Hopefully I’ve just saved you an hour (or more) of fretful debugging. Apple, to their credit, did include warnings and gotchas in their documentation, which I could have read before hand, but didn’t think to read it:
If the initial state of a state object depends on external data, you can call this initializer directly. However, use caution when doing this, because SwiftUI only initializes the object once during the lifetime of the view — even if you call the state object initializer more than once — which might result in unexpected behavior. For more information and an example, see StateObject.
Side note: this whole debacle I created for myself points out the risks of using @autoclosure
parameters. Unless one pauses on a code completion and jumps into the definition, it’s very, very easy to mistake an autoclosure for a plain-old parameter. An end user like me is not entirely to blame for my mistake, given how most (all?) other property wrappers in SwiftUI do not use autoclosures.
Scaled Metric Surprises on iOS & iPadOS
UIKit’s UIFontMetrics.scaledValue(for:)
and SwiftUI’s @ScaledMetric
property wrapper offer third-party developers a public means to scale arbitrary design reference values up and down relative to dynamic type size changes. Please be aware, however, that scaled values are not scaled proportionally with the default point sizes of the related text style. They scale according to some other scaling function that differs considerably from the related text style. An example will help illustrate this. Consider the following code:
let metrics = UIFontMetrics(forTextStyle: .body)
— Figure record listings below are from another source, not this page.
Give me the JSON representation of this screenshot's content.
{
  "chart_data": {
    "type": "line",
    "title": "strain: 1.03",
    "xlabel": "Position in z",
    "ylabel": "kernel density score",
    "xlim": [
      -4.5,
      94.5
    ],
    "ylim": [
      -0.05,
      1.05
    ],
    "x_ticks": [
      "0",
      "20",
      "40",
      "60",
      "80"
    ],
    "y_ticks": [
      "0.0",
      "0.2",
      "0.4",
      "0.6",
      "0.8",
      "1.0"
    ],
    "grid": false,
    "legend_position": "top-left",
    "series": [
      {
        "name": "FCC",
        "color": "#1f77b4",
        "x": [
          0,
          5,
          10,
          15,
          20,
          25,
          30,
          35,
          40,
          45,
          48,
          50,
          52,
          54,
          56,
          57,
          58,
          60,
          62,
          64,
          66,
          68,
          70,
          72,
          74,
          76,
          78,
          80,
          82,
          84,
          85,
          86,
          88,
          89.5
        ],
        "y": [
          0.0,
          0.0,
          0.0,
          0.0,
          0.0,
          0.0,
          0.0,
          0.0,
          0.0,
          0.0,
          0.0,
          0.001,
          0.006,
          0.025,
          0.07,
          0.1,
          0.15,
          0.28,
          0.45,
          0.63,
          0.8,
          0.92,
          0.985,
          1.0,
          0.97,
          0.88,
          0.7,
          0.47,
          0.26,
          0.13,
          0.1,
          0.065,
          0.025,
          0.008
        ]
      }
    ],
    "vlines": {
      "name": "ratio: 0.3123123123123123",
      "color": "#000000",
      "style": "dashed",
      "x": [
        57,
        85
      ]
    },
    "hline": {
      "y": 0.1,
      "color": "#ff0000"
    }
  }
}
let size = metrics.scaledValue(for: 17.0)
If the device is set to the .large
dynamic type setting, the identity value is returned (size == 17.0
). If you then downscale the device’s dynamic type size setting to .medium
, one might expect the returned value to be 16.0
. After all, the default system .body
font size at .large
is exactly 17.0
, and the default .body
font size at .medium
is exactly 16.0
. But instead, this is what happens:
// current dynamic type size setting is .medium...
let metrics = UIFontMetrics(forTextStyle: .body)
let size = metrics.scaledValue(for: 17.0)
// size == 16.333...
The divergence is even more pronounced the further up/down the dynamic type size range one goes:
The red text in each pairing the above is the system default .body
font, and the black text is a system body font obtained using a ScaledMetric
:
@ScaledMetric(relativeTo: .body) var scaled = 17.0
var body: some View {
Text("Quick, brown fox.")
.foregroundStyle(.red)
.font(.body)
.overlay {
Text("Quick, brown fox.")
.foregroundStyle(.black)
.font(.system(size: scaled))
}
}
So if you need to scale a bit of UI in exact proportion to the .body
font size, avoid using ScaledMetric/UIFontMetrics scaling APIs and instead directly obtain the pointSize
from a system body font and use that value instead:
UIFont.preferredFont(
forTextStyle: .body,
compatibleWith: traitCollection
).pointSize
(EDITED: An earlier version of this post included an erroneous assumption that has been living rent-free in my brain for years. Thanks to Matthias for the clarification.)